Bún Nước Lèo
Bún Nước Lèo is a refreshing Vietnamese noodle soup that combines vibrant flavors with healthy ingredients, making it a perfect breakfast dish. This recipe features rice vermicelli noodles, lean protein, fresh herbs, and a light yet flavorful broth.

30 minutes
Difficulty: Easy
Vietnamese
350 kcal
Ingredients
- Rice vermicelli noodles - 100 grams
- Fish fillets (tilapia or similar) - 200 grams
- Vegetable broth - 500 milliliters
- Lemongrass stalk - 1, chopped
- Ginger - 1 inch, sliced
- Garlic - 2 cloves, minced
- Shallots - 2, sliced
- Fish sauce - 1 tablespoon
- Lime juice - 1 tablespoon
- Fresh cilantro - 30 grams, chopped
- Fresh mint - 30 grams, chopped
- Chili pepper - 1, sliced (optional)
- Bean sprouts - 50 grams
- Green onions - 2, chopped
- Salt - to taste
- Black pepper - to taste
Steps
- Cook the rice vermicelli noodles according to package instructions, then drain and set aside.
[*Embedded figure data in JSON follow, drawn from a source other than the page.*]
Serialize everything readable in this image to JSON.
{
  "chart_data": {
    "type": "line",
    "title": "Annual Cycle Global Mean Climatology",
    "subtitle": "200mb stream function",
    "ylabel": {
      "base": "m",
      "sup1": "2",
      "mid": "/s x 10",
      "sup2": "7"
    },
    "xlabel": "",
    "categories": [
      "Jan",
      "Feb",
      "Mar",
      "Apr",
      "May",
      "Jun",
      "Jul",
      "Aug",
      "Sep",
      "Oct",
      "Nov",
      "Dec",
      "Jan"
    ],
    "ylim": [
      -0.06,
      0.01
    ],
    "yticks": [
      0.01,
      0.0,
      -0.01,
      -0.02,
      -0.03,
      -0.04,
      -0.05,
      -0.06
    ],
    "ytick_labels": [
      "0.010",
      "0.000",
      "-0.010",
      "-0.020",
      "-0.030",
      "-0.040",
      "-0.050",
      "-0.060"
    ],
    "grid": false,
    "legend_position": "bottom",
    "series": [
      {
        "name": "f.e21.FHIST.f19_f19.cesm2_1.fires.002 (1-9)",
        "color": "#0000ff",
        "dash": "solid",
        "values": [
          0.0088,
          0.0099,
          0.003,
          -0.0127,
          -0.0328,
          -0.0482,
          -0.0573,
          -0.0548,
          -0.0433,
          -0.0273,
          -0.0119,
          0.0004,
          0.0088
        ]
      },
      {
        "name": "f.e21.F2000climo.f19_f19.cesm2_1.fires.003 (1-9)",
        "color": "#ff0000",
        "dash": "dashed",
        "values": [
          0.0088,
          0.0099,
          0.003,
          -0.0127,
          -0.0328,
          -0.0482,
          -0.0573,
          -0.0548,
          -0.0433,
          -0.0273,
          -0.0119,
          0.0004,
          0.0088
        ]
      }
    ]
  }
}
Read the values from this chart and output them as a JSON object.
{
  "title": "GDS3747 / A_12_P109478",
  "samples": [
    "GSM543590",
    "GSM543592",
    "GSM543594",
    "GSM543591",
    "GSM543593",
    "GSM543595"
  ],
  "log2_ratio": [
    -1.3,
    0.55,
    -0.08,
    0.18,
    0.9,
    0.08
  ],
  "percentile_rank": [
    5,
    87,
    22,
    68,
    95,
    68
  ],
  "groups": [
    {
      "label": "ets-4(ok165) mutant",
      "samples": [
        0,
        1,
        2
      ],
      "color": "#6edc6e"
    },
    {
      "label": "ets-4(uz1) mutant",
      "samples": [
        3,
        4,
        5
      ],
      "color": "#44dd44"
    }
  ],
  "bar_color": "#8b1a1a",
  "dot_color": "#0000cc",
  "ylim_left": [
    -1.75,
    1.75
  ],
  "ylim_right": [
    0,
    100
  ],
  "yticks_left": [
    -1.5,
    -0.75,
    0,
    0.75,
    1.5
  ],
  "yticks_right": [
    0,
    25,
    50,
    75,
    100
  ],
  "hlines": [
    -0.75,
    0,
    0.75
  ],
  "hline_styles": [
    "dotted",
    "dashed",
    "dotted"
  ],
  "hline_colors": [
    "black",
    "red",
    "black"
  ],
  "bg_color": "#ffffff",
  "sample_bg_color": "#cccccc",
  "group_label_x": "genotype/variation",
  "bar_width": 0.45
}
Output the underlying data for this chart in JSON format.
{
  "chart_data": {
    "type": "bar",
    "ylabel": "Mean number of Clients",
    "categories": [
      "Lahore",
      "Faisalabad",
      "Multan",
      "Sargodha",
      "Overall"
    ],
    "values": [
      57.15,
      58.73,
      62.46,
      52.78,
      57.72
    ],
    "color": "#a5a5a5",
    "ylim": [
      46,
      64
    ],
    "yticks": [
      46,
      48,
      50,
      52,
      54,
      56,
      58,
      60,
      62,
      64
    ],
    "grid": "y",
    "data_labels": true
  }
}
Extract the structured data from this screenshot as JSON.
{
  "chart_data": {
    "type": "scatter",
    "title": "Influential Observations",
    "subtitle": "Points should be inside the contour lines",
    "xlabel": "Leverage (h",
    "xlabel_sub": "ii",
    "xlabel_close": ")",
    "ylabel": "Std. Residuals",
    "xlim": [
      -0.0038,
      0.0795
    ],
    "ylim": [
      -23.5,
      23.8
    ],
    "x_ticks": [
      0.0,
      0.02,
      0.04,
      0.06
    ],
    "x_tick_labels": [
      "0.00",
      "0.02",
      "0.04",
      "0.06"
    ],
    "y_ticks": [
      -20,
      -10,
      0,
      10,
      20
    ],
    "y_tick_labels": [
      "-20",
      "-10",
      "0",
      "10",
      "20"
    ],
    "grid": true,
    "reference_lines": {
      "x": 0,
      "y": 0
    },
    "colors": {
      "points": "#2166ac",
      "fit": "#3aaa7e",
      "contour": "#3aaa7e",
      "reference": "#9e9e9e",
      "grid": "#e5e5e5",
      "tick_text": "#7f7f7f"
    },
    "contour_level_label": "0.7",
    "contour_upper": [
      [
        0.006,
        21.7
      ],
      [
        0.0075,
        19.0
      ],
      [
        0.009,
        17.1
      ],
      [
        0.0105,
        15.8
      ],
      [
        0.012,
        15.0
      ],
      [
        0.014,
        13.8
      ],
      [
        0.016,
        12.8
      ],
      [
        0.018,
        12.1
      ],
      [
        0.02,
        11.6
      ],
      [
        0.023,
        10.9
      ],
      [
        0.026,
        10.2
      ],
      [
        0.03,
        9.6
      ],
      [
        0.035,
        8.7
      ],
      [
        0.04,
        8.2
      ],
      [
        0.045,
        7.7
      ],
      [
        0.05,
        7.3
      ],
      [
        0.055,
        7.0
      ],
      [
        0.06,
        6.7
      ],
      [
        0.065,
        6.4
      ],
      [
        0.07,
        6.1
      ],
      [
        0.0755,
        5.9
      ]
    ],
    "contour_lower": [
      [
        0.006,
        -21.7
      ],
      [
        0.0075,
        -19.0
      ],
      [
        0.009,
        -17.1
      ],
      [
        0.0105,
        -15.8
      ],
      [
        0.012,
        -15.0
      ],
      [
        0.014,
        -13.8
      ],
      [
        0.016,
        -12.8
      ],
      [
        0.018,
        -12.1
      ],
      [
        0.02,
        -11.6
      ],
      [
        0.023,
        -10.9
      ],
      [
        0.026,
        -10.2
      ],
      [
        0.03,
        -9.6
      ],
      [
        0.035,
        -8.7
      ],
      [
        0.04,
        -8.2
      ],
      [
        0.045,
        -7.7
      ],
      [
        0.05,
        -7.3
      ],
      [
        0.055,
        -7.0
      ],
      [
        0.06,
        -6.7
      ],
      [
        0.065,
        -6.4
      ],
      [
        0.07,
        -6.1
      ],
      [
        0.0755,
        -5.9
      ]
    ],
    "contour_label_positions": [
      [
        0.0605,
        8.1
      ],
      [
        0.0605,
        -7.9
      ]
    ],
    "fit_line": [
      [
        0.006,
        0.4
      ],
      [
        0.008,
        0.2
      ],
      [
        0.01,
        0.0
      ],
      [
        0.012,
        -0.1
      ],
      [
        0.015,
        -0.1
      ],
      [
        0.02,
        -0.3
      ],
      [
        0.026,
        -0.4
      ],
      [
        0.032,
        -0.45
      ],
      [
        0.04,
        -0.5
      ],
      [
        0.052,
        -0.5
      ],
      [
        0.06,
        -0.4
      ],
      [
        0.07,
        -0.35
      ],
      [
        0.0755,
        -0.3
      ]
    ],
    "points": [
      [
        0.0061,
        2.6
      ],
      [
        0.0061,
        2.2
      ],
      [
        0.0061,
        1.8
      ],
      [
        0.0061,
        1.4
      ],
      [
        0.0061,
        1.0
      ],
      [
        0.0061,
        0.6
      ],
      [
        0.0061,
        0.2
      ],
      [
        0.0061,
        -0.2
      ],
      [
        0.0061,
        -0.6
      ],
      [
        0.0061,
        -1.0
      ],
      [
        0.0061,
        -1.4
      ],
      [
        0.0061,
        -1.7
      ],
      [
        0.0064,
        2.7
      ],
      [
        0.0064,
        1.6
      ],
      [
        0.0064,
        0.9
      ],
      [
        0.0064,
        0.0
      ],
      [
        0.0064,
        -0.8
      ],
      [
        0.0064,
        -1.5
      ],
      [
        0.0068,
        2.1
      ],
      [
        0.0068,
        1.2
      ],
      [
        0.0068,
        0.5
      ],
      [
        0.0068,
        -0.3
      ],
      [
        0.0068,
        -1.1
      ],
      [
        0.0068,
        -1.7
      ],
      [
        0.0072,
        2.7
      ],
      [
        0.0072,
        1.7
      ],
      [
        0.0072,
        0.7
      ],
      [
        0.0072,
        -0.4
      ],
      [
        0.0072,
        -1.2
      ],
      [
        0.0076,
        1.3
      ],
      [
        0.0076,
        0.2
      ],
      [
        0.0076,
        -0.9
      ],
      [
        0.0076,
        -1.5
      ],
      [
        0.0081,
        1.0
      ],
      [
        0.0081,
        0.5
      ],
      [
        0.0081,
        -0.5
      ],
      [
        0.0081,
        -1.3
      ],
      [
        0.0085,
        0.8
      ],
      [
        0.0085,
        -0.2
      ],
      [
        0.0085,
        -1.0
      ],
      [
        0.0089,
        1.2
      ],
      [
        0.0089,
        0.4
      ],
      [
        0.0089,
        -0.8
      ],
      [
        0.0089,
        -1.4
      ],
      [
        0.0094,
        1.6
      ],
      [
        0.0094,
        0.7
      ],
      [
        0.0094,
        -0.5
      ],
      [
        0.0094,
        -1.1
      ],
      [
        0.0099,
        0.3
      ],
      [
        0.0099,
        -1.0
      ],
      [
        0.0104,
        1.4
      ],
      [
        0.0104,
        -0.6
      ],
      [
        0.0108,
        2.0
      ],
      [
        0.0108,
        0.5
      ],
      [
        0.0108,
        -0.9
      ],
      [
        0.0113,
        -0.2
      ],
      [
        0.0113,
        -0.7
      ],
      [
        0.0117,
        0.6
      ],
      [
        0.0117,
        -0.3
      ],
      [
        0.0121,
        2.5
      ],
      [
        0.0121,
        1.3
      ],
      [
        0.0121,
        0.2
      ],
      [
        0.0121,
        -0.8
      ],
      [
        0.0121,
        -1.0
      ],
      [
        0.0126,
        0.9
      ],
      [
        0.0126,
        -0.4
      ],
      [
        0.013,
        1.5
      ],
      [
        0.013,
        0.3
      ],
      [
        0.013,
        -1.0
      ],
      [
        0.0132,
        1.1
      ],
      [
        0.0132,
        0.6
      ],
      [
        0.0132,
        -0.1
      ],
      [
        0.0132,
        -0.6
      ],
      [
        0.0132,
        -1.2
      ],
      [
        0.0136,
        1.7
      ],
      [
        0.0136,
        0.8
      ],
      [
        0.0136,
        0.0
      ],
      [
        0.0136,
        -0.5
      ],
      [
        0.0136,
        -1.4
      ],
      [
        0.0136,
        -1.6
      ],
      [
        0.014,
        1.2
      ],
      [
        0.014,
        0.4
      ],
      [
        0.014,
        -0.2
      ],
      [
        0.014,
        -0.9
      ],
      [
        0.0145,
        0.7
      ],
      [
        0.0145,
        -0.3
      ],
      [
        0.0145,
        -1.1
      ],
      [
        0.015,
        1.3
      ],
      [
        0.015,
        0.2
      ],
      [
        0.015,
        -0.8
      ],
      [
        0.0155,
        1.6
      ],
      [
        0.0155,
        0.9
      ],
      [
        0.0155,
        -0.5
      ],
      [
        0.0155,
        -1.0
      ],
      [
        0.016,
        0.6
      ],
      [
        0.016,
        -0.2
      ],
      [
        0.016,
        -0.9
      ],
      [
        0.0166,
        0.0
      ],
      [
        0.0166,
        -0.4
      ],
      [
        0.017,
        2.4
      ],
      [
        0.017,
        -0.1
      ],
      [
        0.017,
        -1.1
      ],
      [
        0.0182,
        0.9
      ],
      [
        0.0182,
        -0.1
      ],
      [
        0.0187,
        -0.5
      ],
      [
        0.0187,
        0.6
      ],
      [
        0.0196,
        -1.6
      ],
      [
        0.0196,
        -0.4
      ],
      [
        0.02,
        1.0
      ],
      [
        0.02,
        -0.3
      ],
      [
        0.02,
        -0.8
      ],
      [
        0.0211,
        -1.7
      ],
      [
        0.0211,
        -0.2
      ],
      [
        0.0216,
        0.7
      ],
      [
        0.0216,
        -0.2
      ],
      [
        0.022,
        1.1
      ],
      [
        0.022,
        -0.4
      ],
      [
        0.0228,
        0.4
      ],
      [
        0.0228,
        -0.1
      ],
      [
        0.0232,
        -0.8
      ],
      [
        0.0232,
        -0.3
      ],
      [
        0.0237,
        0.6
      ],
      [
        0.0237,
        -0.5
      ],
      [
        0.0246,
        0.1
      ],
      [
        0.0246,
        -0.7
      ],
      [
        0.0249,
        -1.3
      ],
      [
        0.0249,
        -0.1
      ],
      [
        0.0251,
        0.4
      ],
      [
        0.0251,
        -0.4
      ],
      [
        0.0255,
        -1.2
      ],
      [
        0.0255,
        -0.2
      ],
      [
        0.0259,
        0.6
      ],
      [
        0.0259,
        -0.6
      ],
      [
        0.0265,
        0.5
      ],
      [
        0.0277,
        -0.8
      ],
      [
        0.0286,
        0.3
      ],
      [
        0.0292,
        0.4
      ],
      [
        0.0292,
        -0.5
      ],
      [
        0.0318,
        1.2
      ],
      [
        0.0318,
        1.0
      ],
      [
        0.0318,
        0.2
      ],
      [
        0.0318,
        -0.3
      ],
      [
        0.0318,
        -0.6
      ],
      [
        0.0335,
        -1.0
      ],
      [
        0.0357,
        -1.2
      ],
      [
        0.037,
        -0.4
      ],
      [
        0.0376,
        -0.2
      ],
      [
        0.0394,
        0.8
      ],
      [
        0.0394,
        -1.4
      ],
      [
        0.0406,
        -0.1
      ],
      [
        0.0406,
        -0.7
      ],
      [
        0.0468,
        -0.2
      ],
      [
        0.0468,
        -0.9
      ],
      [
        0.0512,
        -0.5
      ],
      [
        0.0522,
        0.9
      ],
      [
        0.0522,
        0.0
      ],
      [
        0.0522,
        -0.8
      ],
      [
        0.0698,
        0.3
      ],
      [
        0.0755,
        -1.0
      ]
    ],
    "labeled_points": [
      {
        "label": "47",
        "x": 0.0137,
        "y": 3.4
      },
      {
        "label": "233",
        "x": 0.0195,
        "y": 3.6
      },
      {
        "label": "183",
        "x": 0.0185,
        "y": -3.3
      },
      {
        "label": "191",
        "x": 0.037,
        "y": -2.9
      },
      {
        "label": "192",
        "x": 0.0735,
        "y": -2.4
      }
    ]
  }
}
- In a pot, combine the vegetable broth, chopped lemongrass, sliced ginger, minced garlic, and sliced shallots. Bring to a boil.
- Add the fish fillets to the broth, cooking for about 5-7 minutes until the fish is cooked through. Remove the fish and set aside, then strain the broth to remove the solids.
- Return the strained broth to the pot and stir in the fish sauce, lime juice, salt, and black pepper. Taste and adjust seasoning if needed.
- In serving bowls, place a portion of the cooked rice vermicelli noodles, shredded fish, and top with bean sprouts, fresh cilantro, mint, chili pepper, and green onions.
- Ladle the hot broth over the noodles and toppings, then serve immediately.
Nutrition
- Calories: 350
- Protein: 25 g
- Carbs: 50 g
- Fiber: 3 g
- Sugar: 2 g
- Sodium: 800 mg
- Cholesterol: 60 mg
- Total Fat: 5 g
- Saturated Fat: 1 g
- Unsaturated Fat: 4 g
- Water: 0.5 L
Health Benefits
- Rich in lean protein from fish, promoting muscle health.
- Packed with fresh herbs and vegetables, providing vitamins and antioxidants.